In the first of a series of reports on telecommunications bandwidth availability in the regions of New Zealand, Paul Brislen puts a call through to the far north.

In the first of a series of reports on telecommunications bandwidth availability in the regions of New Zealand, Paul Brislen puts a call through to the far north.

Northland is home to more than 137,000 New Zealanders, according to the 1996 census. Nearly 4% of New Zealanders live north of Auckland and the region has one of the highest ratios of Maori to European ethnicity — nearly a third of the population claim Maori descent.

Telecommunications-wise, the region is a microcosm of rural New Zealand. Telecom, of course, has all its usual services in place: its local loop allows voice and data services, along with higher-speed offerings like ISDN and leased lines for businesses.

Telecom has recently announced it is spending $1.5 million in Northland to deliver “better connections and services for its customers”. Half this money will go to improvements to the infrastructure while $600,000 will go to improving cellphone reception in the far north. The remaining money will be spent on improving access for schools. Ten schools will take part in a joint government-business education initiative with Telecom providing half of ongoing rental and internet access charges for the two-year programme.

DSL, however, is not an option outside the main city of Whangarei at this stage.

“We are looking at the demand in Kerikeri and Warkworth as well and will consider them later in the year but only if we get sufficient take-up in the area,” says Telecom spokeswoman Mary Parker. By “sufficient”, Parker means “probably thousands” rather than hundreds of users demanding JetStream.

“We can’t go everywhere all at once and we don’t physically have the skilled people on the ground to do it; we have to set priorities.” Parker says Telecom has yet to see the demand from Northland users. “I’m sure there are people in Northland who are demanding it but to justify it we need a volume of people.”

TelstraSaturn may not have infrastructure in Northland but it does offer services to customers beyond the reach of its fibre-optic network.

“Thanks to our wholesale agreement with Telecom we can offer all the usual services — POTS, data, internet — and we have our mobile phone offering from Vodafone as well,” says communications manager Quentin Bright.

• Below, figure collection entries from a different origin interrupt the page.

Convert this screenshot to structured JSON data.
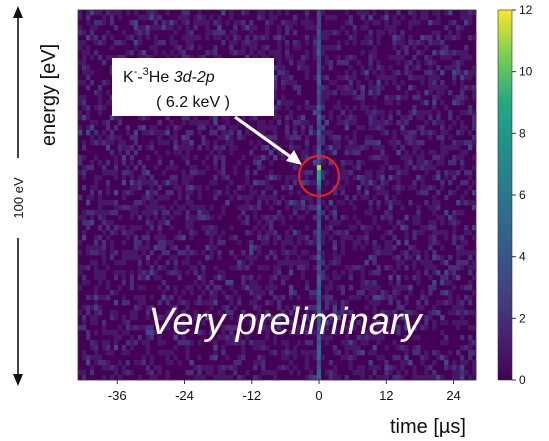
{
  "chart_data": {
    "type": "heatmap",
    "x_label": "time [µs]",
    "y_label": "energy [eV]",
    "x_ticks": [
      -36,
      -24,
      -12,
      0,
      12,
      24
    ],
    "x_range": [
      -43,
      28
    ],
    "y_scale_label": "100 eV",
    "colorbar": {
      "min": 0,
      "max": 12,
      "ticks": [
        0,
        2,
        4,
        6,
        8,
        10,
        12
      ],
      "colormap": "viridis"
    },
    "annotation": {
      "line1_prefix": "K",
      "line1_sup1": "-",
      "line1_mid": "-",
      "line1_sup2": "3",
      "line1_element": "He ",
      "line1_transition": "3d-2p",
      "line2": "( 6.2 keV )",
      "peak_time": 0
    },
    "watermark": "Very preliminary",
    "peak_column_time": 0
  }
}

Clear Communications has installed a diverse fibre ring between Warkworth, Wellsford and Whangarei, giving its business users access to broadband services for branches in the north.

“Obviously as Clear grows we will be offering more services in more areas around the country,” says Clear spokeswoman Sarah Newcombe.

Ihug offers its normal dial-up services around the country and offers its high-speed satellite service Ultra in Northland.

“We get 98% uptime in most parts of New Zealand. Things like snow and bad weather affect the line but that shouldn’t be much of a problem in Northland,” says co-founder Tim Wood. He says the biggest issue facing Ihug in Northland is installation of its receivers.

“Most of the problems customers do experience can be traced back to incorrect installation — the dish isn’t pointed in quite the right direction.”

Ihug plans to offer a rural modem package that helps deal with the bane of rural users’ lives, electric fence interference. The Dynalink modem, offered with its Ultra package, is designed to block out the noise from the fences, says Ultra brand manager Karli Fountain.